Purple-Finch replies
Let’s look at the title of your letter, okay? You say a boy really likes you, but if you think that through carefully, I think you have to agree that you don’t know that. You only know that people have told you he likes you. Okay, it seems plausible that he likes you, but still, people can say anything. You don’t really know what he thinks.
Secondly, I believe you did put him in an awkward position. He may like you; he may not. But regardless, I think we can decide that he is not ready to declare his feelings to you. And you asked him to. So yes, it very likely felt awkward to him.
But thirdly, before you jump to the conclusion that you are a horrible person; I would give this a big shrug and move on. It is true that right now you feel embarrassed because you made a mistake. But that does not make you “cheap” or “spoiled” or any other bad word you might think of. Right now, you may feel that everyone is laughing at you (because that is what embarrassment always feels like). But it doesn’t make it true that everyone is laughing. All of us human beings, if we are honest with ourselves, do occasionally blunder. It feels like the end of the world, but it is not. People may think about you in terms of “Whew! I’m glad that wasn’t me!!” But they are only thinking this because all of us know we are capable of mistakes, especially in the teen years.

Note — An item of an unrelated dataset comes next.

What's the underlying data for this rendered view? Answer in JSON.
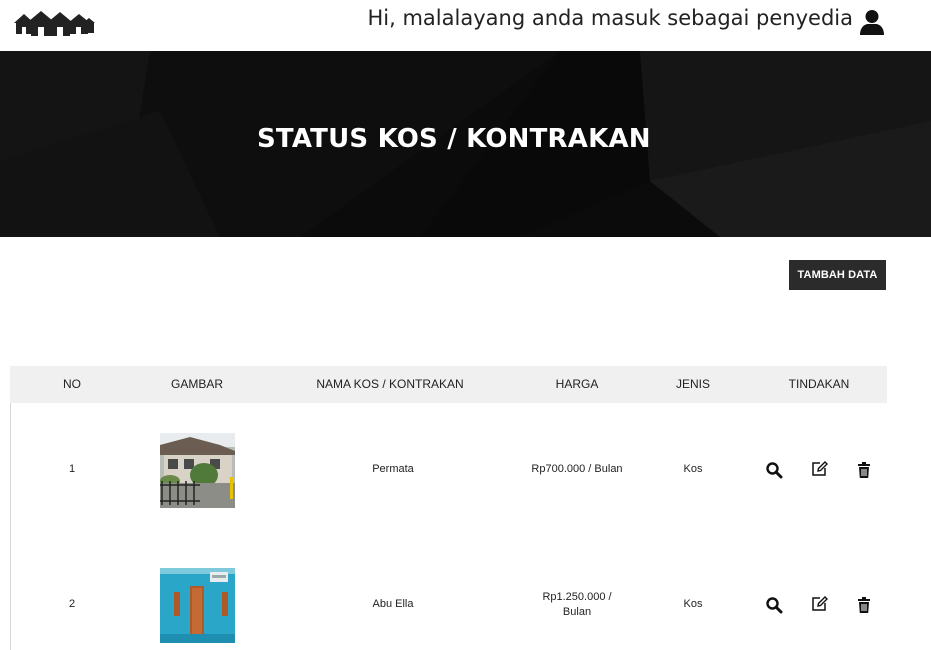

So, let’s let this incident drop but try to think of how we can avoid a similar event in the future. And so here comes a little lesson in flirting. The big fancy words for it are “plausible deniability.” If you think about how people signal that they like each other and would like to know the other one better, most of us do it by giving hints (rather than declarations). The thing is: We know we like someone, but we also know that if we shout it to the world, we risk feeling embarrassed. What if the other does not feel the same? Your young man nailed it when he chose the word: awkward.
And so instead of declarations, we drop hints that we can deny if we have to (hence the name plausible deniability). How do we give out those signals in a deniable way? Often, we avoid words. One can flirt very effectively just using one’s eyes, and eyes don’t write sentences. This helps us deny we were signaling positive feelings if we think we might need to.
But even if we did use words, these next sentences will sound familiar to you as they are common ways of denying that we were flirting.
- Oh, I was just feeling friendly.
- I had a little too much alcohol in me.
- I am sure you misunderstood me.
- I was looking at someone else.
- I had something in my eye.
Do you see how this works? Flirting is risky; we don’t wish to embarrass ourselves. So we engage in behavior that only (maybe sort of) looks like it says: “I like you.” But we don’t ever declare ourselves, nor do we ask the other to declare themselves. We want to avoid anything awkward for either side. We use techniques that let us deny we ever signaled anything.
If this explanation makes sense, then I think you will be better prepared the next time a situation like this comes up. And it will. And will the people around you stop looking like they are laughing at you? Yes. All it takes is for the next person to make a mistake. All their attention will go away from you and land on the next poor soul who has embarrassed her/himself most recently. In a way, we humans are lucky because:
- Most of us have very short memories.
- All of us make so many mistakes!
It makes it so that no one person can be laughed at for very long.
I know it does not seem funny right now. But in another 25 years or so, you will begin to see how funny these stories can be. You will share them with your friends. You will be so glad you are older (and a teeny bit wiser) than you were as a young person. And if you are lucky enough to have children, you can share these stories with them in order to help them through this difficult phase. Being a young adult is not easy! It is good that we can laugh, even if it takes a bit of time to learn to laugh at our own mistakes.
I hope these words have helped. You take care.